[BUG] Scale out with NAP recently started failing
Describe the bug NodeClaims created by NAP are not launching, this causes scale out to fail. Seems to be a recent regression, describing the node claim leads to this message:
{ "error": { "code": "MissingApiVersionParameter", "message": "The api-version query parameter (?api-version=) is required for all requests." } }
To Reproduce Repros consistently on one of our clusters, but not the other. Perhaps this regression is starting to roll out.
Create a workload that needs to add nodes and uses NAP.
You will see the following message, but the node is never added to the cluster successfully. [Pod should schedule on: nodeclaim/default-x7kct]
kubectl describe nodeclaim
RESPO...
Reason: LaunchFailed
Status: False
Type: Launched
Last Transition Time: 2024-09-11T17:44:19Z
Message: Node not launched
Reason: NotLaunched
Status: False
Type: Ready
Last Transition Time: 2024-09-11T17:44:19Z
Message: Node not launched
Reason: NotLaunched
Status: False
Type: Registered
Events:
Expected behavior Nodes launch and scale out the workload as expected.
Screenshots If applicable, add screenshots to help explain your problem.
Environment (please complete the following information):
- Kubernetes version 1.30.3
@tallaxes @Bryce-Soghigian
Searched logs based on the nodeclaim you provided, found this error message on the put for network interface
"code": "CannotMixIPBasedAddressesAndIPConfigurationsOnLoadBalancerBackendAddressPool",\n "message": "Mixing backend ipconfigurations and IPAddresses in backend pool /subscriptions/<REDACTED>/resourceGroups/<REDACTED>/providers/Microsoft.Network/loadBalancers/kubernetes/backendAddressPools/kubernetes is not allowed."
Thanks for looking this up Bryce. What could cause this to happen - is there a setting in AKS that could cause this?
Is this cluster (possibly unlike others) using IP-based SLB?

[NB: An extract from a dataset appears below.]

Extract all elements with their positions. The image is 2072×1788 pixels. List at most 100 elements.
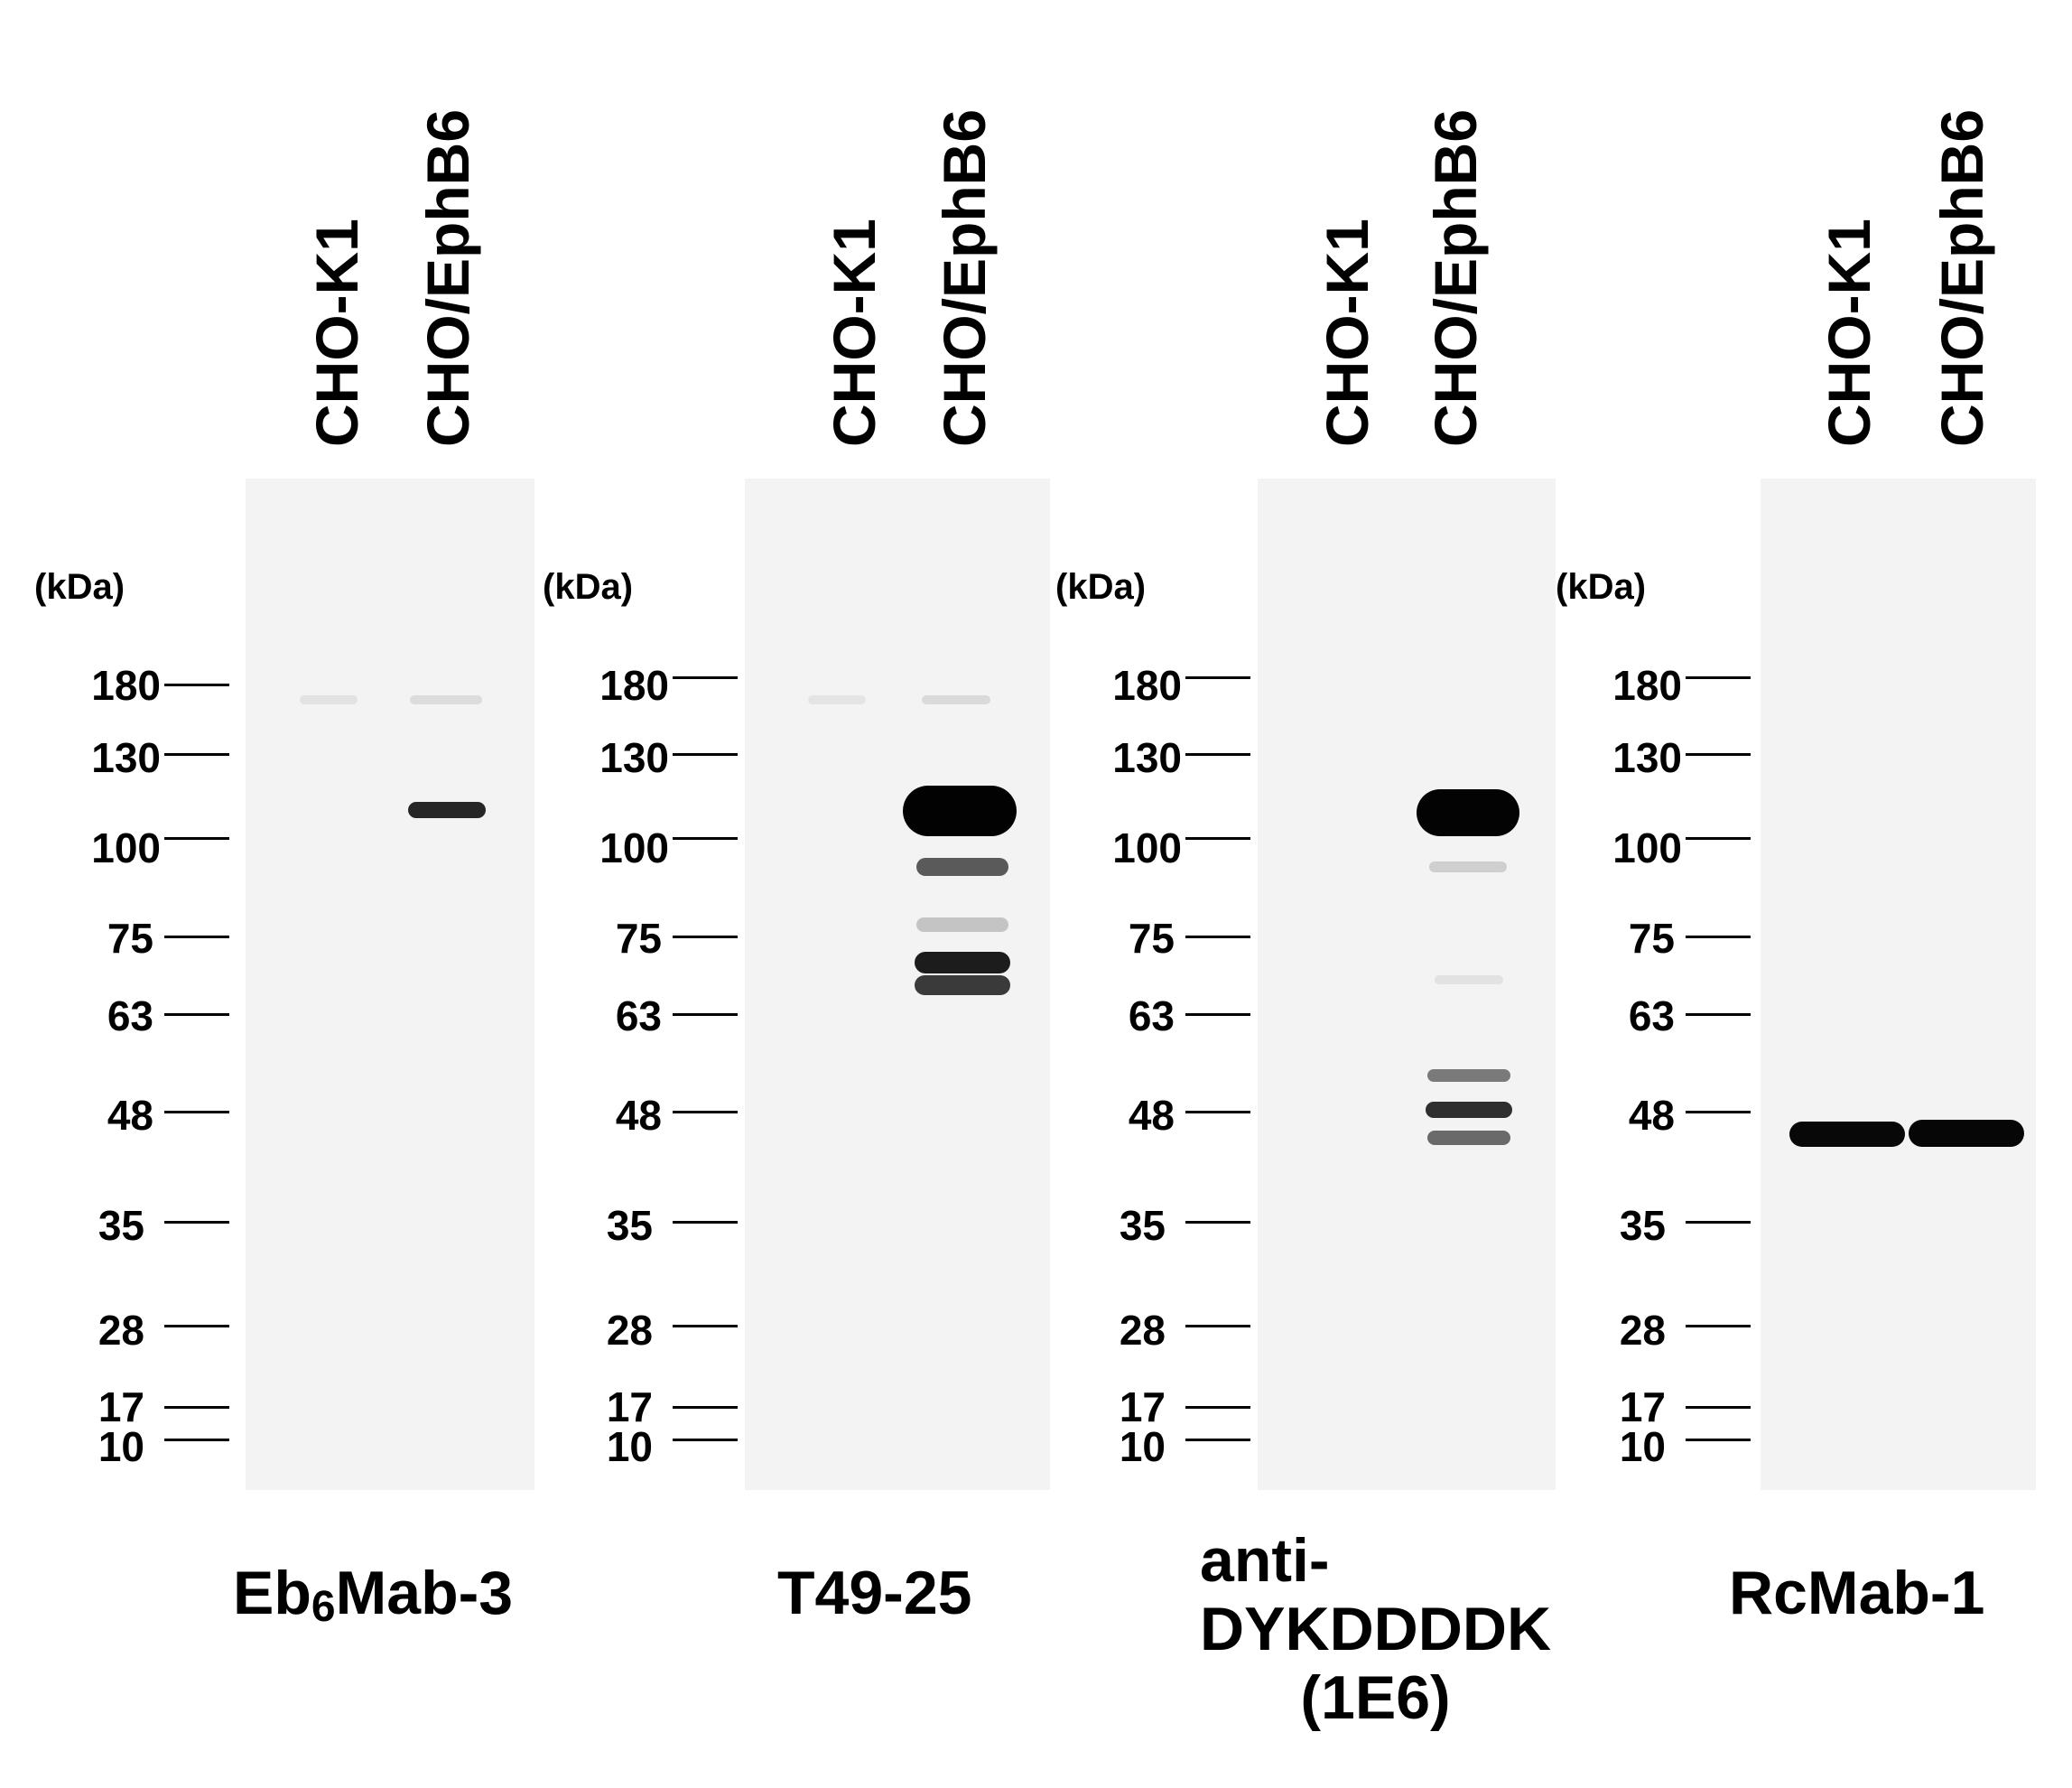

I'm using a common bicep file to provision both of my clusters so they should both have the same settings. I do have IP address pool management turned on (by using backend pool type = NodeIP), not sure if this could cause this. It also uses Istio Mesh and Ingress gateway
I do have IP address pool management turned on (by using backend pool type = NodeIP), not sure if this could cause this
That's what I suspect
Thanks for the suggestion - I'll try turning it off later this evening to see if it mitigates the issue.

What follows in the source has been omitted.